Consistency Between Emergency Department and Orthopedic Physicians in the Diagnosis and Treatment of Distal Fibular Salter Harris I Fractures

2011 
Objective: The objective was to determine diagnostic and management differences between emergency physicians (EPs) and orthopedic physicians (OPs) for patients with distal fibular physis pain without radiographic fracture. Methods: Records from patients with emergency department ankle radiographs between January 2006 and March 2008 were reviewed. Inclusion criteria included trauma, fibular physis pain, normal radiographs, and orthopedic follow-up. Results: Of 1343 patients, 247 met criteria. Emergency physician diagnoses included Salter Harris (SH) I fracture 198 (80%), sprain 5 (2%), other fracture 24 (10%), or other injury 20 (8%). Orthopedic physician diagnoses included SH I fracture 136 (55%), sprain 48 (19%), other fracture 56 (23%), or other injury 7 (3%). Emergency physicians were more likely to diagnose SH I fracture (P = 0.01).

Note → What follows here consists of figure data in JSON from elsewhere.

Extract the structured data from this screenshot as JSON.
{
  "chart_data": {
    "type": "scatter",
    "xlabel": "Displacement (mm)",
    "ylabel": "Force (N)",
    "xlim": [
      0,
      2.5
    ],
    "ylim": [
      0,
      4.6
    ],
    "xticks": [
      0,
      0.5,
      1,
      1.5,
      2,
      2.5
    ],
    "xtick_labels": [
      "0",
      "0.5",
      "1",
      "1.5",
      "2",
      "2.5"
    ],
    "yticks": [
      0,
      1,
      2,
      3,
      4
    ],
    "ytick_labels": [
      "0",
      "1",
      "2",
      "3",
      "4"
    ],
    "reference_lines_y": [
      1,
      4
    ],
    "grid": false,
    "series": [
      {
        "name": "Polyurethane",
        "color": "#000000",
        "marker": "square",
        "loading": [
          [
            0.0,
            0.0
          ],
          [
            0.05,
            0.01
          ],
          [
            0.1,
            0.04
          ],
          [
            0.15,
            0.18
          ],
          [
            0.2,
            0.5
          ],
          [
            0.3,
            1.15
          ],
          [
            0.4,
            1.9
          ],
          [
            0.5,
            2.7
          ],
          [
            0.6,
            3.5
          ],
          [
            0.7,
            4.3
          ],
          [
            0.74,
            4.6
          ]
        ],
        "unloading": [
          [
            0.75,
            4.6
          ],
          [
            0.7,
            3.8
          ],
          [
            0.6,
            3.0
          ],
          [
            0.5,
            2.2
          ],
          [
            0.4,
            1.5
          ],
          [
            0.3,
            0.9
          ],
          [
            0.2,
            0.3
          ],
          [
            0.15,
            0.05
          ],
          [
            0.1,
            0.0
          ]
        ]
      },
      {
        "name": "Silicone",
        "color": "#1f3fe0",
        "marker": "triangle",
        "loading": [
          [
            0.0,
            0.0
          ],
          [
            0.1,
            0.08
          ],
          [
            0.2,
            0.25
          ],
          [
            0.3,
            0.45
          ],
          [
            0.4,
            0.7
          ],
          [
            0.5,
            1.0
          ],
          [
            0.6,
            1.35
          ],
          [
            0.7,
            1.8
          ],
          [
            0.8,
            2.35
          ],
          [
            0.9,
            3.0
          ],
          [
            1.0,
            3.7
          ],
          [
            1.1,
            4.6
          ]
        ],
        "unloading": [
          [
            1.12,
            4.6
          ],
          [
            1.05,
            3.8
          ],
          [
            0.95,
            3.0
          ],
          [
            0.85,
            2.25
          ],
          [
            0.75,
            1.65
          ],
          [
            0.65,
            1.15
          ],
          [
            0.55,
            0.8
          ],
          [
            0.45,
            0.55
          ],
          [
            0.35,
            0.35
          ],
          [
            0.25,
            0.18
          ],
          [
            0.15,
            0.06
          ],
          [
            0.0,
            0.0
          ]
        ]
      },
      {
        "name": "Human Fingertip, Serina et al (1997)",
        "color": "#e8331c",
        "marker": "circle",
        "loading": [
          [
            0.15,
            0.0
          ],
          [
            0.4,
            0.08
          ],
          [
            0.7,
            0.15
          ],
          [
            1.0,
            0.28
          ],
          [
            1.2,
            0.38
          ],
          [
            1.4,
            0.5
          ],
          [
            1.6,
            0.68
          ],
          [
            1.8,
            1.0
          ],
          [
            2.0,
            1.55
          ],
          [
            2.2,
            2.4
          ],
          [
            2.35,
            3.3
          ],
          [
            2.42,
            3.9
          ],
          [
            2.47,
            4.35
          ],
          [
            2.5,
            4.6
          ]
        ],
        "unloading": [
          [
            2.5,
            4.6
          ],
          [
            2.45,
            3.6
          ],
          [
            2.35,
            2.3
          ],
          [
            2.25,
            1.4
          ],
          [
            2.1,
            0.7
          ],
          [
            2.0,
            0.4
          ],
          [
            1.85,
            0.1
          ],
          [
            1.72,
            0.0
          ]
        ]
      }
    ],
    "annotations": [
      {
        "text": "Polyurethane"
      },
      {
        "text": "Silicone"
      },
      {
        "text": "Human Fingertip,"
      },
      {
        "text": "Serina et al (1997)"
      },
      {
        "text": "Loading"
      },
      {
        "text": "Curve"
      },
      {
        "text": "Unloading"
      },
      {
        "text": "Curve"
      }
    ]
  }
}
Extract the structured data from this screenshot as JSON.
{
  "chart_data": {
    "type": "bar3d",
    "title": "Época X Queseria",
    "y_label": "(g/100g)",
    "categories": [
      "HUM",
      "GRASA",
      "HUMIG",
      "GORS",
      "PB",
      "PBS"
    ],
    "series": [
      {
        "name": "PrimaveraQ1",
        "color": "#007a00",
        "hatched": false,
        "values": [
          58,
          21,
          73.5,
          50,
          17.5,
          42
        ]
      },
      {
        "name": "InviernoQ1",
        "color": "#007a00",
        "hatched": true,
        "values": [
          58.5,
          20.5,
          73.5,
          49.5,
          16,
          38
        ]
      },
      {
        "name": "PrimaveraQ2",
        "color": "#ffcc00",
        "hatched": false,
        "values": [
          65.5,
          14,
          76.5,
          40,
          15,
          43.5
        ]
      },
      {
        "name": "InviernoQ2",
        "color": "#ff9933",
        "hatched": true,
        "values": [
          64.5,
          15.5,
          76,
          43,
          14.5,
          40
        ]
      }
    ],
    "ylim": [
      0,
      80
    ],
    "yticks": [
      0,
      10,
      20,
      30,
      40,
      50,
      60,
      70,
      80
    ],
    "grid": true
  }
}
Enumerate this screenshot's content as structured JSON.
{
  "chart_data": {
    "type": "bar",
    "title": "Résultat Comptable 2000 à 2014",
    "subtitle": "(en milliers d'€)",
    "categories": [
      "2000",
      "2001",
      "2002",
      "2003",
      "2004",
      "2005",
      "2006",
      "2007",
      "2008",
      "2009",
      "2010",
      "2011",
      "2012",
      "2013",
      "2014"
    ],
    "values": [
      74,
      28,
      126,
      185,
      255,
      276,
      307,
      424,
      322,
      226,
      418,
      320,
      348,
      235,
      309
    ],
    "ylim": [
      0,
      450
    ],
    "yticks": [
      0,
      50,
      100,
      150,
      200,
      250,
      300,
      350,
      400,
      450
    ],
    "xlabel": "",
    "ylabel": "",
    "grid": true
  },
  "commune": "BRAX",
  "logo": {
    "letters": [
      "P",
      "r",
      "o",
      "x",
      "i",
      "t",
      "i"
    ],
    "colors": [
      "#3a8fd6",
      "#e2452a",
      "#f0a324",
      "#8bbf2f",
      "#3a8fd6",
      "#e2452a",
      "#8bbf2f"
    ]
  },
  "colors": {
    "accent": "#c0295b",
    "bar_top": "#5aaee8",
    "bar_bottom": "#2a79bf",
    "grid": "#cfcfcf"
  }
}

Thirty-six patients diagnosed with SH I fracture by EPs were diagnosed by OPs with different fractures, whereas 40 had sprains and 5 had other injuries. A total of 173 (70%) patients were diagnosed with fractures by both EPs and OPs. On the basis of orthopedists diagnosis, EPs did not diagnose 19 (8%) fractures (P = 0.8). EP treatment included splint 157 (64%), boot 82 (33%), air cast 3 (1%), or cast 5 (2%). Orthopedic physician's treatment included splint 2 (1%), boot 46 (19%), air cast 11 (4%), cast 167 (67%), or none 21 (9%). Conclusions: Although EPs diagnosed SH I fracture more frequently than OPs, few fractures were missed. Most patients required ongoing immobilization by OPs regardless of final diagnosis. Suspected SH I fractures should be immobilized and referred for orthopedic evaluation.